Putting The “I” In Immigrant: Hyphenated Americans have a complex relationship with education
In an immigrant family, one of the first things you come to realize is that your dreams are not just your own. Aspirations and ambitions become almost communal in these family dynamics; there is something to be sowed and reaped by everyone within the family tree.
Within these life plans, there is a cyclical collaboration that exists. In mine, in particular, I’ve noticed that the commitment to my education and career reaches far back into my family line. For those individuals that oversee my journey, even the smallest of my successes finds a place within their own personal triumphs.
In a sense, my education from USC belongs to me, but it also belongs to my father, who fostered my love for Trojan football; to my grandmother, who cosigned my student loan; and to my mother, who gave up a career in the Philippines so that I might have one here.
It creates a chain of well-wishes and oftentimes unsolicited guidance, but there is the general consensus that higher education comes to mean the difference between static existence and forward progression.
I was a little girl when I came to America. I was 3 years old, with a Filipino American father and a Filipina mother. My dad knew everything about life in America, and my mom knew nothing of it. Despite their differing worldviews, there was something I was taught from a young age that seems to hold true across many cultures: Acquiring an education is synonymous with the idea of a better life.
With no true basis of comparison, it was a true conundrum that I only began piecing apart as I grew older. I never lacked any basic necessities and I never felt as if I had anything less than those around me, but I was only able to register the foundation behind this mindset when I grew to understand who my parents were.

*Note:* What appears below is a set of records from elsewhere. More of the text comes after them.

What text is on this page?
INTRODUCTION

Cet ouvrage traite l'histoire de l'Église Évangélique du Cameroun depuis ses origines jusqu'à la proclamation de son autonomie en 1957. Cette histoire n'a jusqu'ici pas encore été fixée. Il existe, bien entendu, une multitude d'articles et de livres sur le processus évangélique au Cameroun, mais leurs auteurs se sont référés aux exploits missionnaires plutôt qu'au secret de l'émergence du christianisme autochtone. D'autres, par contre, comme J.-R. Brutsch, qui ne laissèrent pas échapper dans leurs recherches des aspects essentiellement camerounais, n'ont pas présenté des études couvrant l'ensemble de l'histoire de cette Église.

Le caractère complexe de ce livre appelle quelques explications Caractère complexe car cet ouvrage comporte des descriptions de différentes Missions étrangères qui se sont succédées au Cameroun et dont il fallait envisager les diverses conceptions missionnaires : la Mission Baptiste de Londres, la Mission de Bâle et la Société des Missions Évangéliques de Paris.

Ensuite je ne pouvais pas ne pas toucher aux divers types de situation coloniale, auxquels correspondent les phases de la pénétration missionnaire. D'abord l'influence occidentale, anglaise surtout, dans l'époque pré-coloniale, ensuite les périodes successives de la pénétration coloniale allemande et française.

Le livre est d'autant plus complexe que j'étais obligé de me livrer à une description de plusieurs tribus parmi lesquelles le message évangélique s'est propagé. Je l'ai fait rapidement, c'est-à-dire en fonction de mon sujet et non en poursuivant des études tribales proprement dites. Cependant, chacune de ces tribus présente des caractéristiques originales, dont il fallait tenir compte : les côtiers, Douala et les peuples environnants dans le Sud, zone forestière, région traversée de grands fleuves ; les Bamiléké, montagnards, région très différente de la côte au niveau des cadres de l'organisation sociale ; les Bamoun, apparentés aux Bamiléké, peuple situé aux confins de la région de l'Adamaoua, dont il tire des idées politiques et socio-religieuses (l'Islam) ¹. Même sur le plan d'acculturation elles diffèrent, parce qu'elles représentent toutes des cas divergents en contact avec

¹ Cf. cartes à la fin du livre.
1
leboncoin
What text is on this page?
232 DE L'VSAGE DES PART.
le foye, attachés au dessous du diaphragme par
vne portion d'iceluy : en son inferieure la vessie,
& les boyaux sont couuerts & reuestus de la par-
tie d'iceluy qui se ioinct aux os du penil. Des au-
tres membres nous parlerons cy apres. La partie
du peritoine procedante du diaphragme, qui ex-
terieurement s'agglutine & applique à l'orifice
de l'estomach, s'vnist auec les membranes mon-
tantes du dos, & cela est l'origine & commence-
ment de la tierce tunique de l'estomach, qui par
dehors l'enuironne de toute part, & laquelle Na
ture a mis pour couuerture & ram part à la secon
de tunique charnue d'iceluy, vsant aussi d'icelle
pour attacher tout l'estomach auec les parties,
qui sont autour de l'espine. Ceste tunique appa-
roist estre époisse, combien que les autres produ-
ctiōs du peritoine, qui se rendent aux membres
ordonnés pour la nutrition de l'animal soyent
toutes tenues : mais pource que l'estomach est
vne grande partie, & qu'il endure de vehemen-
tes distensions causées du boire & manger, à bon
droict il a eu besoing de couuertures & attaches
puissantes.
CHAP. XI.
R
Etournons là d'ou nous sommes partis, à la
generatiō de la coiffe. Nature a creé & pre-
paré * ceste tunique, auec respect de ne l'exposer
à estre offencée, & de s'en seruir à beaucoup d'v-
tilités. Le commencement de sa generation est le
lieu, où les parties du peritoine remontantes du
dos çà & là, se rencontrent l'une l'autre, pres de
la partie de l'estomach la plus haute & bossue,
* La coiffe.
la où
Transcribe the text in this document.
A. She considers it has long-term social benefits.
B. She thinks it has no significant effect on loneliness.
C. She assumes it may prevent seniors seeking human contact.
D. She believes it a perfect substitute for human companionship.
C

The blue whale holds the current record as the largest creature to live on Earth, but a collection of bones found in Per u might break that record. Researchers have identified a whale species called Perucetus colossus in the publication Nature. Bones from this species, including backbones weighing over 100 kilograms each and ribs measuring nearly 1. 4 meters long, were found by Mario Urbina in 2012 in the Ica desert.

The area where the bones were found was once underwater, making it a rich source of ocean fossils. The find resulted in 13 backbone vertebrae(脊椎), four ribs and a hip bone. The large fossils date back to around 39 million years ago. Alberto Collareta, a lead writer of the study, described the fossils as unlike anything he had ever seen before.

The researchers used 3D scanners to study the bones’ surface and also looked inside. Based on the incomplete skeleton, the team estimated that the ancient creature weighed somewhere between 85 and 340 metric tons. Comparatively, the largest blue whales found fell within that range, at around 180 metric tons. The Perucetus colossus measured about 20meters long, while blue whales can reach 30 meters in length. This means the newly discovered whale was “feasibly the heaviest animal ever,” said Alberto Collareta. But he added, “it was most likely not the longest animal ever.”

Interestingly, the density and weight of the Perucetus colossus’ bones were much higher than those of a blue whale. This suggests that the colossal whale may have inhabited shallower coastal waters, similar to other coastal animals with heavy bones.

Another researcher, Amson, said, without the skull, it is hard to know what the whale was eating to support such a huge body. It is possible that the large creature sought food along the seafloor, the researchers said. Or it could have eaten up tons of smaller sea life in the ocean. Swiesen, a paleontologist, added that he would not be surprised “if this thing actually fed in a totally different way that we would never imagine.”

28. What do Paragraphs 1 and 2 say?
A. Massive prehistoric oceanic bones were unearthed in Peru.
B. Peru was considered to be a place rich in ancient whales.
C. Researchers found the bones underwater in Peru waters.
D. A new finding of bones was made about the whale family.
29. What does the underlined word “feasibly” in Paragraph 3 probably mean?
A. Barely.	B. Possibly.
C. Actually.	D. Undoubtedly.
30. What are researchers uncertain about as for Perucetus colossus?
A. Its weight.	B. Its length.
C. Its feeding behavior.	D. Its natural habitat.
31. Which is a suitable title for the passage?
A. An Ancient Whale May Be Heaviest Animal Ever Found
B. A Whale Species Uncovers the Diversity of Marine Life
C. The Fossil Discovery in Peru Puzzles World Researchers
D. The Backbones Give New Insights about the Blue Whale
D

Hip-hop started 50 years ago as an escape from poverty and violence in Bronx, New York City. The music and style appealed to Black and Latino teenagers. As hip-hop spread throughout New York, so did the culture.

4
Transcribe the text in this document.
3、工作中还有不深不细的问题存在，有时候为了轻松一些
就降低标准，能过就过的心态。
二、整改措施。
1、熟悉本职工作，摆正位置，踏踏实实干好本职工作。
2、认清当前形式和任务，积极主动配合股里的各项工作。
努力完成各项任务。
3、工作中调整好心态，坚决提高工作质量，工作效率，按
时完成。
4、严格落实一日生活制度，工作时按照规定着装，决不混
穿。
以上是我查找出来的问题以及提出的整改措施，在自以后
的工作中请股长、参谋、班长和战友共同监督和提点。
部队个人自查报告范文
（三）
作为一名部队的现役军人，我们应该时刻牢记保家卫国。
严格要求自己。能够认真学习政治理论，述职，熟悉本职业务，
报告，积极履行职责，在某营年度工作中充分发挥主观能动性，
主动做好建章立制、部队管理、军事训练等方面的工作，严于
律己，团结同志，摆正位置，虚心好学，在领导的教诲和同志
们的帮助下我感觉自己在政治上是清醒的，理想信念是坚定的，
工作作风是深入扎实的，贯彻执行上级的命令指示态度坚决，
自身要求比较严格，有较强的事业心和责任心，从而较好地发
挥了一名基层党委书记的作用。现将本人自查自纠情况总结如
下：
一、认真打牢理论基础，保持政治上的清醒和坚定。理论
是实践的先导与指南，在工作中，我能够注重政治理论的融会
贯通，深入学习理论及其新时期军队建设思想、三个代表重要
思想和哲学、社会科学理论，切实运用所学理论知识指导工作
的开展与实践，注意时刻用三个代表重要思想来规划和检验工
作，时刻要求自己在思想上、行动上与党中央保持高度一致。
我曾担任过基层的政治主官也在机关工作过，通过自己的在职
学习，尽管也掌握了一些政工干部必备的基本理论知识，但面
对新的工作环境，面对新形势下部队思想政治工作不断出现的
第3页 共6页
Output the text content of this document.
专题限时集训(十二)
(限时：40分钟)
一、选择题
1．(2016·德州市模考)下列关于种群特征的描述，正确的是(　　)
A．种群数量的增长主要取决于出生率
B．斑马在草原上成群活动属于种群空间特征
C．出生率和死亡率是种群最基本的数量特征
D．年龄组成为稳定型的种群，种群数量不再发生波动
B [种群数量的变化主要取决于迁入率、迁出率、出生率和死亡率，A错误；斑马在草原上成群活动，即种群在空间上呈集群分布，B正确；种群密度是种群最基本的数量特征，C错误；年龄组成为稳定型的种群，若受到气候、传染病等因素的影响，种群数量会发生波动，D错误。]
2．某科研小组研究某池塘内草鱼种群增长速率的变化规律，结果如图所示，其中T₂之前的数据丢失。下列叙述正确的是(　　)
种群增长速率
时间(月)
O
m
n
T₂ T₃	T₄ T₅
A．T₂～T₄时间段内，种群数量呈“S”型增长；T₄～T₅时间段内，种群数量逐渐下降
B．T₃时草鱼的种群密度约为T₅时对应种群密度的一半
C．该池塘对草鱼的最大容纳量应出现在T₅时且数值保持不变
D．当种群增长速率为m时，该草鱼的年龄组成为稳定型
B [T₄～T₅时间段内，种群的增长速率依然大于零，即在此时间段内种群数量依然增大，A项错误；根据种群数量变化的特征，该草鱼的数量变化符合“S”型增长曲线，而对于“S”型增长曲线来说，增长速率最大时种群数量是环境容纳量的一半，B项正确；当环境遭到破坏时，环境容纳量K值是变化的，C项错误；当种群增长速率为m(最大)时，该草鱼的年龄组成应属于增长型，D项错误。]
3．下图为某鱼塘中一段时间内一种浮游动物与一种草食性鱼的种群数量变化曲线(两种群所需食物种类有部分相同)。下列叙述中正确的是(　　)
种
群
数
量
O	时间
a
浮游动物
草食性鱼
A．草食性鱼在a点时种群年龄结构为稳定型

Here and there, I’d glean bits of their past lives, and I was awed to realize that there existed a substantial thread between two narratives. Though my father grew up in the heart of Los Angeles as a latchkey kid and my mother grew up well-off in a developing nation, their differing backgrounds found union in an idea impressed upon them by their parents: the hope of something more.
In conversations with friends who come from immigrant families or who are immigrants themselves, I’ve found this to be an identifiable commonality in the way hyphenated Americans are raised. The trope that immigrant families push education on their children is no false narrative. Education is upheld as the great equalizer of opportunity, the path to this metaphysical “something more.”
The great problem that I have found is that this tool that provides the equality of opportunity is not so readily financeable for everyone. For me and many other immigrants living in America, our journeys are typically not so straightforward.
For low-income children, immigrant children and those who are undecided about what their career path may be, one of my hopes for American society going forward is the normalization of community college as a first choice. There is a stigma attached to these educational institutions that hinders prospective students and overshadows the achievements of those that attend these colleges.
In my experience, community colleges are wellsprings of opportunity that should be considered when financial barriers arise. They are altogether inclusive and diverse in their range of studies. They provide incomparable programs for financial support and educational assistance for first-generation immigrants like myself. In my own journey, community college acted as the vital stepping stone between my high school years and my time at USC. These are not places of lesser education, as we might have been conditioned to think, and ironically, it would be good for us as a nation to unlearn this preconceived notion and stop acting as our own gatekeepers.
In applying these observations on a grander scale, the devotion to education is not a dividing factor, but one that unites this nation and this University as a purpose for existing. In the same vein, education means a great deal in my family and, though we may come from a different country, the value of education presents a link between our culture and the one fostered in American society.
Uncovering the similarities between immigrant values and American values is my purpose for writing this column. During an age of heightened xenophobia, I am devoted to bridging divides and humanizing a vital demographic that may not always be given a name, face or voice. The immigrant experience is a unique experience filled with nuance and complexity that evolves with the changing times. In truth, I’ve just gotten around to unpacking the different facets of it myself and this column will serve as a space to find common ground, highlight shared experiences and discuss social and political factors that affect the lives of U.S. immigrants today.
More than anything, I’d like to shed light on the many ways in which we are all more alike than different.
Noelle Natividad is a sophomore writing about the immigrant experience in America. Her column, “Putting The “I” In Immigrant”, runs every other Friday.